Conversion factors for units: SCr in mg/dl to μmol/l, ×88.4; SUN in mg/dl to mmol/l, ×0.357.
Figure 1Glomeruli were enlarged and displayed diffuse and global endocapillary hypercellularity with abundant infiltrating neutrophils, causing luminal narrowing or obliteration (a; hematoxylin and eosin, original magnification ×400). A glomerulus exhibiting global severe endocapillary hypercellularity with infiltrating neutrophils and monocytes (b; Jones methenamine silver, original magnification ×400). Trichrome stain delineated numerous subepithelial, hump-shaped, fuchsinophilic immune-type deposits (arrows) (c; Trichrome, original magnification ×600). Immunofluorescence performed on frozen tissue showed intense granular global mesangial and glomerular capillary wall staining solely for C3 (d; immunofluorescence microscopy, original magnification ×400).
Figure 2Ultrastructural examination revealed abundant subepithelial humplike electron-dense deposits (arrows) without glomerular basement membrane spike formation. An endocapillary neutrophil is seen. There were also global mesangial and scattered small subendothelial electron-dense deposits (not shown) (a; electron microscopy, original magnification ×6000). The subepithelial humplike deposits were unusual in that they contained highly electron-dense crystals (arrows) (b; electron microscopy, original magnification ×8000). The crystalline deposits formed angulated, geometric shapes singly or in clusters (arrows) (c; electron microscopy, original magnification ×25,000). Examination at higher magnification revealed a latticelike repeating substructure with 16-nm periodicity within the crystals. The crystals were admixed with amorphous, moderately electron-dense immune-type material (arrow) (d; electron miscopy, original magnification ×60,000).

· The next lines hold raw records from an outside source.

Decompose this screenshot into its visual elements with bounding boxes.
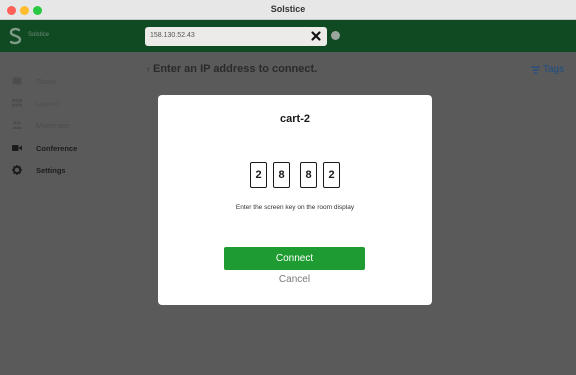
sidebar-item-moderator[interactable]: Moderator bbox=[12, 118, 70, 132]
gear-icon bbox=[12, 165, 22, 175]
screen-key-input[interactable]: 2 8 8 2 bbox=[158, 162, 432, 188]
title-bar: Solstice bbox=[0, 0, 576, 20]
solstice-logo-icon bbox=[9, 27, 22, 45]
ip-address-value: 158.130.52.43 bbox=[150, 32, 195, 39]
dialog-title: cart-2 bbox=[280, 113, 310, 125]
key-digit-box[interactable]: 8 bbox=[273, 162, 290, 188]
sidebar-item-label: Settings bbox=[36, 165, 66, 175]
connect-button[interactable]: Connect bbox=[224, 247, 365, 270]
sidebar-item-label: Conference bbox=[36, 143, 78, 153]
tags-button[interactable]: Tags bbox=[531, 64, 564, 75]
sidebar-item-label: Moderator bbox=[36, 120, 71, 130]
cancel-button[interactable]: Cancel bbox=[224, 274, 365, 288]
logo-text: Solstice bbox=[28, 32, 50, 38]
sidebar-item-share[interactable]: Share bbox=[12, 74, 56, 88]
sidebar-item-layout[interactable]: Layout bbox=[12, 96, 59, 110]
ip-address-input[interactable]: 158.130.52.43 bbox=[145, 27, 327, 46]
arrow-up-icon: ↑ bbox=[146, 65, 150, 74]
key-digit-box[interactable]: 8 bbox=[300, 162, 317, 188]
dialog-instruction: Enter the screen key on the room display bbox=[235, 204, 355, 211]
sidebar-item-conference[interactable]: Conference bbox=[12, 141, 77, 155]
status-dot bbox=[331, 31, 340, 40]
connect-hint: ↑ Enter an IP address to connect. bbox=[146, 63, 317, 75]
filter-icon bbox=[531, 65, 540, 74]
key-digit-box[interactable]: 2 bbox=[323, 162, 340, 188]
key-digit-box[interactable]: 2 bbox=[250, 162, 267, 188]
sidebar-item-label: Layout bbox=[36, 98, 59, 108]
sidebar-item-settings[interactable]: Settings bbox=[12, 163, 66, 177]
screen-key-dialog: cart-2 2 8 8 2 Enter the screen key on t… bbox=[158, 95, 432, 305]
video-icon bbox=[12, 144, 22, 153]
share-icon bbox=[12, 77, 22, 86]
tags-label: Tags bbox=[543, 64, 565, 75]
connect-hint-text: Enter an IP address to connect. bbox=[153, 63, 318, 75]
sidebar: Share Layout Moderator Conference Settin… bbox=[0, 52, 130, 375]
people-icon bbox=[12, 121, 22, 130]
close-icon[interactable] bbox=[309, 29, 323, 43]
sidebar-item-label: Share bbox=[36, 76, 57, 86]
window-title: Solstice bbox=[270, 4, 306, 14]
grid-icon bbox=[12, 99, 22, 108]
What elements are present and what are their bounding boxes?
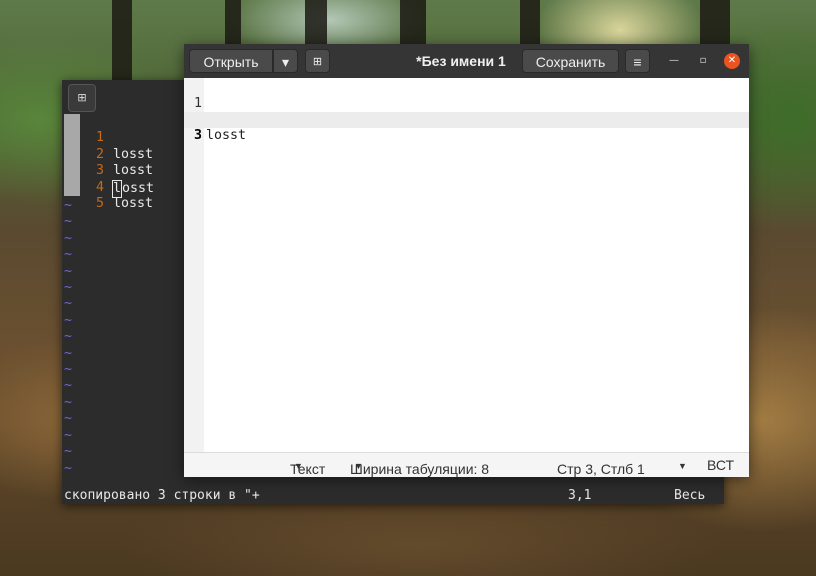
vim-empty-line-markers: ~ ~ ~ ~ ~ ~ ~ ~ ~ ~ ~ ~ ~ ~ ~ ~ ~ xyxy=(64,198,72,477)
vim-tilde: ~ xyxy=(64,280,73,296)
maximize-icon[interactable]: ▫ xyxy=(695,53,711,69)
vim-scroll-position: Весь xyxy=(674,488,706,503)
tree-trunk xyxy=(400,0,426,44)
menu-button[interactable]: ≡ xyxy=(625,49,650,73)
new-tab-button[interactable]: ⊞ xyxy=(305,49,330,73)
vim-tilde: ~ xyxy=(64,460,73,476)
vim-tilde: ~ xyxy=(64,296,73,312)
editor-line-current: 3 xyxy=(184,112,749,143)
vim-buffer[interactable]: 1 losst 2 losst 3 losst 4 losst 5 xyxy=(62,114,154,211)
header-bar: Открыть ▾ ⊞ *Без имени 1 Сохранить ≡ — ▫… xyxy=(184,44,749,78)
vim-tilde: ~ xyxy=(64,329,73,345)
vim-line-text-rest: osst xyxy=(122,180,155,196)
line-number: 3 xyxy=(193,128,202,143)
tree-trunk xyxy=(700,0,730,44)
chevron-down-icon: ▼ xyxy=(354,461,363,471)
vim-cursor-position: 3,1 xyxy=(568,488,592,503)
chevron-down-icon: ▼ xyxy=(678,461,687,471)
vim-tilde: ~ xyxy=(64,263,73,279)
editor-line: 2 losst xyxy=(184,96,749,143)
tree-trunk xyxy=(305,0,327,44)
vim-status-line: скопировано 3 строки в "+ 3,1 Весь xyxy=(62,488,724,504)
vim-line: 1 losst xyxy=(62,114,153,161)
vim-tilde: ~ xyxy=(64,198,73,213)
vim-tilde: ~ xyxy=(64,394,73,410)
vim-line-text: losst xyxy=(113,146,154,162)
vim-tilde: ~ xyxy=(64,247,73,263)
vim-tilde: ~ xyxy=(64,378,73,394)
insert-mode-indicator[interactable]: ВСТ xyxy=(707,457,734,473)
cursor-position-label: Стр 3, Стлб 1 xyxy=(557,461,645,477)
vim-line-number: 5 xyxy=(95,195,104,211)
chevron-down-icon: ▼ xyxy=(294,461,303,471)
chevron-down-icon: ▾ xyxy=(281,54,290,70)
open-recent-dropdown[interactable]: ▾ xyxy=(273,49,298,73)
vim-tilde: ~ xyxy=(64,345,73,361)
text-editor-area[interactable]: 1 losst 2 losst 3 xyxy=(184,80,749,143)
vim-line: 2 losst xyxy=(62,130,153,178)
save-button[interactable]: Сохранить xyxy=(522,49,619,73)
vim-line: 5 xyxy=(62,180,110,211)
vim-line: 3 losst xyxy=(62,147,154,198)
tab-width-label: Ширина табуляции: 8 xyxy=(350,461,490,477)
gedit-window[interactable]: Открыть ▾ ⊞ *Без имени 1 Сохранить ≡ — ▫… xyxy=(184,44,749,477)
window-title: *Без имени 1 xyxy=(416,53,506,69)
tree-trunk xyxy=(112,0,132,80)
tree-trunk xyxy=(225,0,241,44)
open-button[interactable]: Открыть xyxy=(189,49,273,73)
close-icon[interactable]: ✕ xyxy=(724,53,740,69)
vim-tilde: ~ xyxy=(64,362,73,378)
vim-line-text: losst xyxy=(113,163,154,179)
vim-tilde: ~ xyxy=(64,214,73,230)
vim-tilde: ~ xyxy=(64,312,73,328)
status-bar: Текст ▼ Ширина табуляции: 8 ▼ Стр 3, Стлб … xyxy=(184,452,749,477)
tree-trunk xyxy=(520,0,540,44)
hamburger-menu-icon: ≡ xyxy=(633,54,642,70)
vim-tilde: ~ xyxy=(64,411,73,427)
new-tab-icon: ⊞ xyxy=(312,56,323,68)
vim-tilde: ~ xyxy=(64,427,73,443)
vim-tilde: ~ xyxy=(64,444,73,460)
editor-line: 1 losst xyxy=(184,80,749,127)
minimize-icon[interactable]: — xyxy=(666,53,682,69)
new-tab-icon[interactable]: ⊞ xyxy=(68,84,96,112)
vim-message: скопировано 3 строки в "+ xyxy=(64,488,260,503)
vim-tilde: ~ xyxy=(64,230,73,246)
vim-line: 4 losst xyxy=(62,163,153,211)
vim-line-text: losst xyxy=(113,195,154,211)
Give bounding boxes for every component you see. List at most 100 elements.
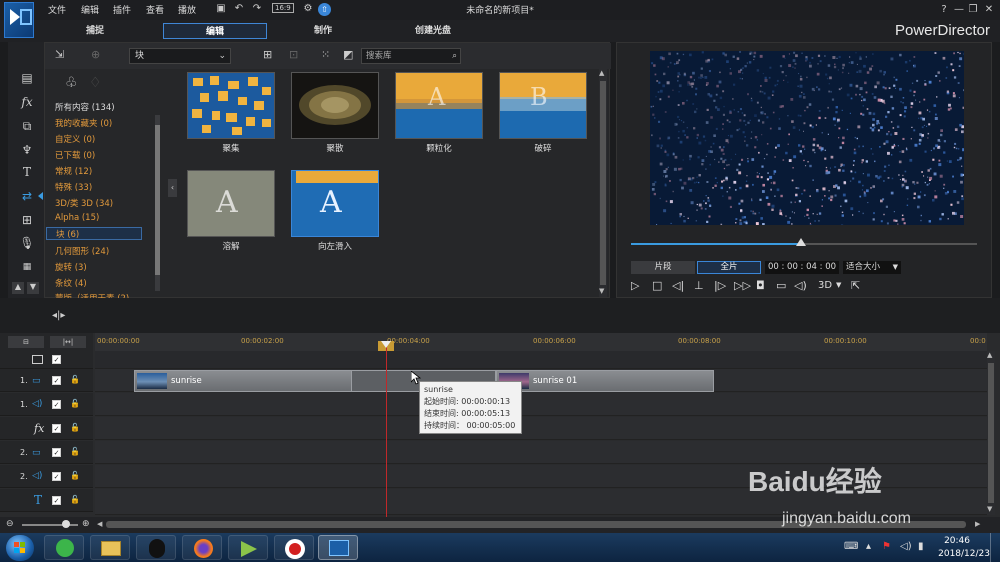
restore-button[interactable]: ❐ — [966, 3, 980, 17]
network-icon[interactable]: ▮ — [918, 541, 924, 552]
category-item-selected[interactable]: 块 (6) — [46, 227, 142, 240]
particle-room-icon[interactable]: ♆ — [18, 142, 36, 158]
menu-file[interactable]: 文件 — [48, 3, 66, 16]
close-button[interactable]: ✕ — [982, 3, 996, 17]
subtitle-icon[interactable]: ▭ — [776, 279, 786, 292]
scroll-up-icon[interactable]: ▲ — [599, 69, 604, 77]
category-item[interactable]: 旋转 (3) — [55, 261, 87, 273]
grid-view-icon[interactable]: ⁙ — [321, 48, 330, 61]
tab-capture[interactable]: 捕捉 — [45, 23, 145, 39]
zoom-fit-select[interactable]: 适合大小 ▼ — [843, 261, 901, 274]
time-ruler[interactable]: 00:00:00:00 00:00:02:00 00:00:04:00 00:0… — [95, 333, 987, 351]
play-icon[interactable]: ▷ — [631, 279, 639, 292]
3d-mode-button[interactable]: 3D — [818, 280, 832, 291]
library-scroll-thumb[interactable] — [600, 81, 606, 285]
category-scrollbar[interactable] — [155, 115, 160, 291]
taskbar-app-qq[interactable] — [136, 535, 176, 560]
import-icon[interactable]: ⇲ — [55, 48, 64, 61]
library-search-input[interactable]: 搜索库 ⌕ — [361, 48, 461, 64]
collapse-panel-icon[interactable]: ‹ — [168, 179, 177, 197]
lock-icon[interactable]: 🔓 — [70, 399, 80, 408]
category-item[interactable]: 常规 (12) — [55, 165, 92, 177]
track-enable-checkbox[interactable]: ✓ — [52, 472, 61, 481]
scroll-up-icon[interactable]: ▲ — [987, 351, 992, 359]
track-enable-checkbox[interactable]: ✓ — [52, 376, 61, 385]
tab-produce[interactable]: 制作 — [273, 23, 373, 39]
pip-room-icon[interactable]: ⧉ — [18, 118, 36, 134]
category-item[interactable]: 几何图形 (24) — [55, 245, 109, 257]
timeline-storyboard-toggle-icon[interactable]: ◂|▸ — [52, 310, 65, 321]
lock-icon[interactable]: 🔓 — [70, 471, 80, 480]
chevron-down-icon[interactable]: ▼ — [836, 281, 841, 289]
title-room-icon[interactable]: T — [18, 164, 36, 180]
scrubber-handle[interactable] — [795, 238, 806, 246]
timecode-display[interactable]: 00 : 00 : 04 : 00 — [765, 261, 839, 274]
effect-room-icon[interactable]: fx — [18, 94, 36, 110]
transition-thumbnail[interactable]: B — [499, 72, 587, 139]
transition-thumbnail[interactable]: A — [187, 170, 275, 237]
clip-mode-button[interactable]: 片段 — [631, 261, 695, 274]
zoom-in-icon[interactable]: ⊕ — [82, 519, 90, 529]
scroll-down-icon[interactable]: ▼ — [599, 287, 604, 295]
undo-icon[interactable]: ↶ — [233, 3, 245, 15]
search-icon[interactable]: ⌕ — [452, 49, 457, 63]
download-icon[interactable]: ⊕ — [91, 48, 100, 61]
tray-chevron-icon[interactable]: ▴ — [866, 541, 871, 552]
stop-icon[interactable]: □ — [652, 279, 662, 292]
lock-icon[interactable]: 🔓 — [70, 447, 80, 456]
track-enable-checkbox[interactable]: ✓ — [52, 424, 61, 433]
timeline-v-scroll-thumb[interactable] — [988, 363, 994, 503]
save-icon[interactable]: ▣ — [215, 3, 227, 15]
next-frame-icon[interactable]: |▷ — [714, 279, 726, 292]
movie-mode-button[interactable]: 全片 — [697, 261, 761, 274]
transition-thumbnail[interactable]: A — [291, 170, 379, 237]
fit-timeline-icon[interactable]: |↔| — [50, 336, 86, 348]
transition-thumbnail[interactable]: A — [395, 72, 483, 139]
menu-view[interactable]: 查看 — [146, 3, 164, 16]
track-enable-checkbox[interactable]: ✓ — [52, 400, 61, 409]
lock-icon[interactable]: 🔓 — [70, 495, 80, 504]
insert-icon[interactable]: ⊡ — [289, 48, 298, 61]
add-to-timeline-icon[interactable]: ⊞ — [263, 48, 272, 61]
taskbar-app-powerdirector[interactable] — [318, 535, 358, 560]
playhead-handle[interactable] — [381, 341, 391, 348]
upgrade-icon[interactable]: ⇧ — [318, 3, 331, 16]
category-item[interactable]: 条纹 (4) — [55, 277, 87, 289]
scroll-left-icon[interactable]: ◀ — [97, 520, 102, 528]
category-select[interactable]: 块 ⌄ — [129, 48, 231, 64]
transition-thumbnail[interactable] — [187, 72, 275, 139]
settings-icon[interactable]: ⚙ — [302, 3, 314, 15]
taskbar-app-recorder[interactable] — [274, 535, 314, 560]
volume-tray-icon[interactable]: ◁) — [900, 541, 912, 552]
security-icon[interactable]: ⚑ — [882, 541, 891, 552]
layout-icon[interactable]: ◩ — [343, 48, 353, 61]
media-room-icon[interactable]: ▤ — [18, 70, 36, 86]
category-item[interactable]: 我的收藏夹 (0) — [55, 117, 112, 129]
category-item[interactable]: 所有内容 (134) — [55, 101, 115, 113]
library-scrollbar[interactable]: ▲ ▼ — [599, 69, 607, 297]
menu-edit[interactable]: 编辑 — [81, 3, 99, 16]
taskbar-app-media[interactable] — [228, 535, 268, 560]
scroll-down-icon[interactable]: ▼ — [987, 505, 992, 513]
track-manager-icon[interactable]: ⊟ — [8, 336, 44, 348]
aspect-ratio-select[interactable]: 16:9 — [272, 3, 294, 13]
chapter-room-icon[interactable]: ▦ — [18, 259, 36, 275]
lock-icon[interactable]: 🔓 — [70, 423, 80, 432]
category-scroll-thumb[interactable] — [155, 125, 160, 275]
lock-icon[interactable]: 🔓 — [70, 375, 80, 384]
redo-icon[interactable]: ↷ — [251, 3, 263, 15]
scroll-down-icon[interactable]: ▼ — [27, 282, 39, 294]
track-enable-checkbox[interactable]: ✓ — [52, 448, 61, 457]
taskbar-app-firefox[interactable] — [182, 535, 222, 560]
taskbar-app-360[interactable] — [44, 535, 84, 560]
zoom-slider-handle[interactable] — [62, 520, 70, 528]
category-item[interactable]: Alpha (15) — [55, 213, 99, 223]
zoom-out-icon[interactable]: ⊖ — [6, 519, 14, 529]
preview-scrubber[interactable] — [631, 238, 977, 246]
snapshot-icon[interactable]: ◘ — [756, 279, 765, 292]
show-desktop-button[interactable] — [990, 533, 1000, 562]
split-icon[interactable]: ⊥ — [694, 279, 704, 292]
fast-forward-icon[interactable]: ▷▷ — [734, 279, 751, 292]
taskbar-app-explorer[interactable] — [90, 535, 130, 560]
video-clip[interactable]: sunrise 01 — [496, 370, 714, 392]
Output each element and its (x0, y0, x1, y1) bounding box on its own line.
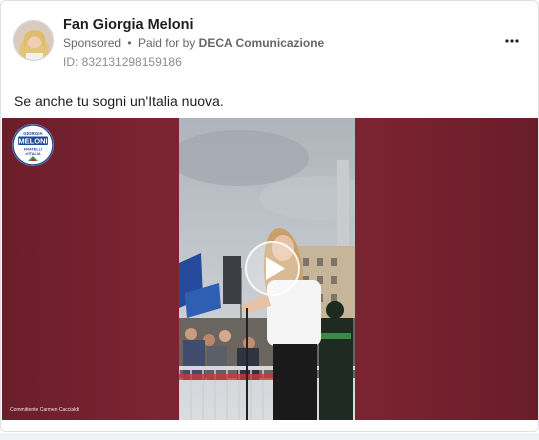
post-caption: Se anche tu sogni un'Italia nuova. (14, 93, 224, 109)
play-icon (266, 257, 285, 280)
more-horizontal-icon (505, 39, 519, 43)
page-avatar[interactable] (13, 20, 54, 61)
feed-divider (0, 433, 539, 440)
paid-for-prefix: Paid for by (137, 36, 196, 50)
separator-dot: • (127, 36, 132, 50)
logo-sub-text-2: d'ITALIA (25, 152, 40, 156)
video-credit: Committente Carmen Caccialdi (10, 407, 80, 413)
sponsored-label: Sponsored (63, 36, 122, 50)
video-media[interactable]: GIORGIA MELONI FRATELLI d'ITALIA Committ… (2, 118, 538, 420)
payer-name[interactable]: DECA Comunicazione (199, 36, 325, 50)
post-header: Fan Giorgia Meloni Sponsored • Paid for … (13, 17, 526, 71)
logo-sub-text-1: FRATELLI (24, 148, 42, 152)
ad-id: ID: 832131298159186 (63, 55, 182, 69)
ad-post-card: Fan Giorgia Meloni Sponsored • Paid for … (0, 0, 539, 432)
play-button[interactable] (245, 241, 300, 296)
page-name[interactable]: Fan Giorgia Meloni (63, 17, 194, 33)
logo-top-text: GIORGIA (23, 131, 43, 136)
more-options-button[interactable] (500, 31, 524, 51)
party-logo: GIORGIA MELONI FRATELLI d'ITALIA (12, 124, 54, 166)
sponsorship-line: Sponsored • Paid for by DECA Comunicazio… (63, 36, 324, 50)
logo-name-text: MELONI (18, 137, 47, 146)
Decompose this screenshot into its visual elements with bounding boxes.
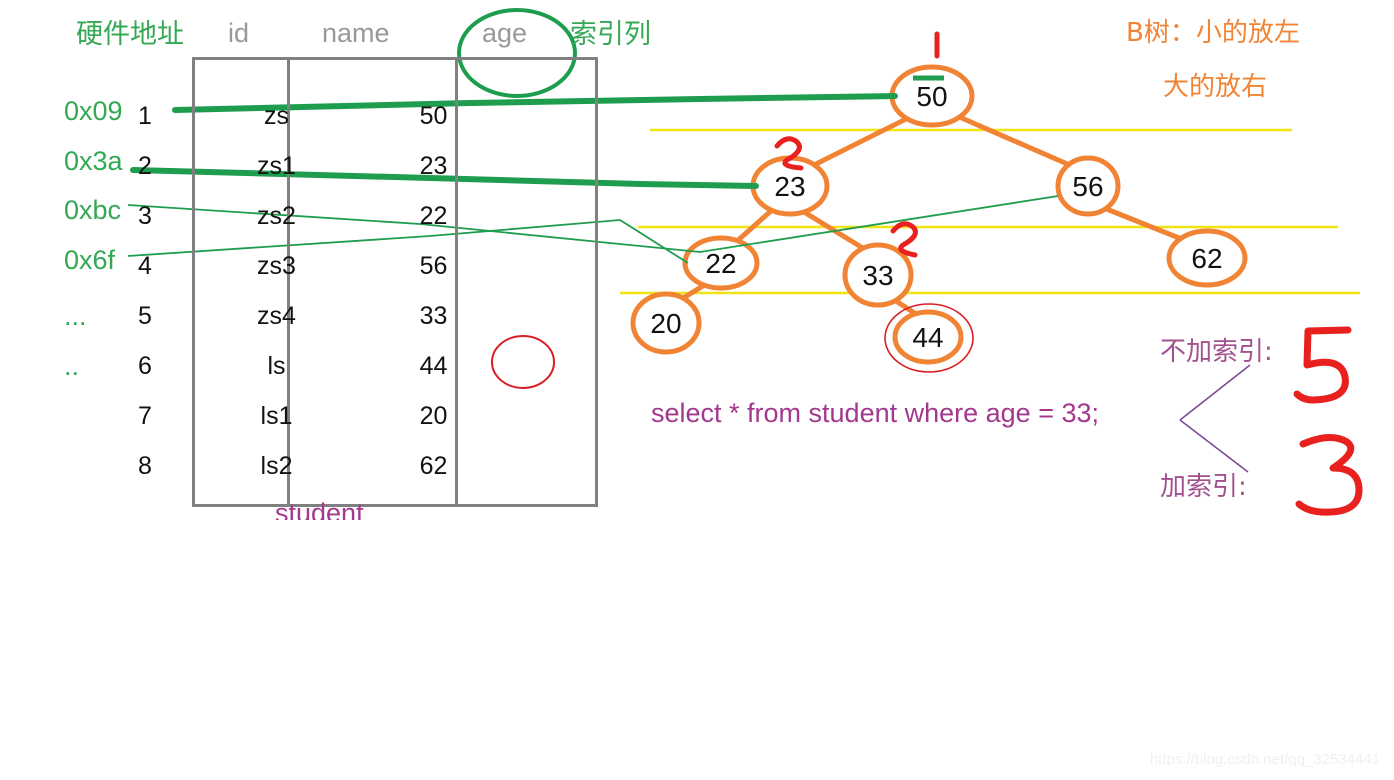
tree-edge-50-23 <box>809 115 911 169</box>
tree-node-label-23: 23 <box>774 171 806 202</box>
level-mark-label-2: 2 <box>787 142 788 143</box>
column-header-name: name <box>322 18 390 48</box>
leader-to-with-index <box>1179 419 1249 473</box>
tree-node-label-20: 20 <box>650 308 682 339</box>
index-column-label: 索引列 <box>570 19 651 50</box>
handwritten-3 <box>1295 434 1363 516</box>
handwritten-5 <box>1293 326 1352 404</box>
leader-to-without-index <box>1179 364 1251 421</box>
with-index-label: 加索引: <box>1160 472 1247 502</box>
student-table-grid: 1 zs 50 2 zs1 23 3 zs2 22 4 zs3 56 5 zs4… <box>138 57 598 507</box>
cell-age-3: 56 <box>419 252 448 280</box>
cell-age-6: 20 <box>419 402 448 430</box>
cell-age-0: 50 <box>419 102 448 130</box>
level-mark-label-1: 1 <box>937 34 938 35</box>
tree-edges <box>677 113 1187 321</box>
level-mark-label-3: 3 <box>902 229 903 230</box>
handwritten-results <box>1293 326 1363 516</box>
cell-age-4: 33 <box>419 302 448 330</box>
btree-rule-line-2: 大的放右 <box>1163 72 1268 102</box>
btree-rule-line-1: B树：小的放左 <box>1126 18 1300 48</box>
tree-node-label-44: 44 <box>912 322 944 353</box>
tree-node-label-62: 62 <box>1191 243 1223 274</box>
tree-edge-56-62 <box>1101 205 1187 243</box>
tree-edge-50-56 <box>954 113 1075 169</box>
hardware-address-header: 硬件地址 <box>76 19 184 50</box>
tree-node-label-33: 33 <box>862 260 894 291</box>
tree-node-label-50: 50 <box>916 81 948 112</box>
column-header-id: id <box>228 18 250 48</box>
column-header-age: age <box>482 18 528 48</box>
with-index-count: 3 <box>1300 450 1301 451</box>
tree-node-label-22: 22 <box>705 248 737 279</box>
sql-result-leader-lines <box>1179 364 1251 473</box>
without-index-label: 不加索引: <box>1160 337 1273 367</box>
watermark: https://blog.csdn.net/qq_32534441 <box>1149 751 1380 768</box>
without-index-count: 5 <box>1300 330 1301 331</box>
sql-statement: select * from student where age = 33; <box>651 398 1100 428</box>
cell-age-5: 44 <box>419 352 448 380</box>
cell-age-1: 23 <box>419 152 448 180</box>
cell-age-2: 22 <box>419 202 448 230</box>
table-name-label: student <box>275 500 364 520</box>
tree-node-label-56: 56 <box>1072 171 1104 202</box>
cell-age-7: 62 <box>419 452 448 480</box>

Figure 3In light of the unusual electron microscopy findings of crystalline subepithelial humplike deposits, immunofluorescence was repeated on paraffin-embedded, pronase-digested tissue sections (IF-P). There was intense (3+) granular global mesangial and glomerular capillary wall staining for C3. In addition, a subset of the subepithelial deposits stained intensely (3+) for IgG and kappa but not lambda (immunofluorescence microscopy, original magnification ×400).
Teaching points
The cardinal pathologic findings of infection-related glomerulonephritis include exudative endocapillary proliferative features, C3-dominant staining in a starry-sky pattern by immunofluorescence, and subepithelial humplike deposits. |
Glomerulonephritis with monoclonal immunoglobulin deposits by IF-F raises a differential diagnosis that includes type 1 cryoglobulinemic glomerulonephritis, immunotactoid glomerulonephritis, monoclonal fibrillary glomerulonephritis, and proliferative glomerulonephritis with monoclonal IgG deposits. |
Pronase immunofluorescence is a valuable diagnostic technique that may be required to unmask staining for immunoglobulin in the setting of deposits with highly organized substructure. |
In this unique case, the simultaneous resolution of glomerulonephritis and pneumonia in response to antibiotic therapy alone favors an unusual manifestation of acute IRGN in which the subepithelial humps may have been enriched for oligoclonal or monoclonal IgG-kappa produced in response to infection. |
IF-F, immunofluorescence on frozen tissue; IRGN, infection-related glomerulonephritis.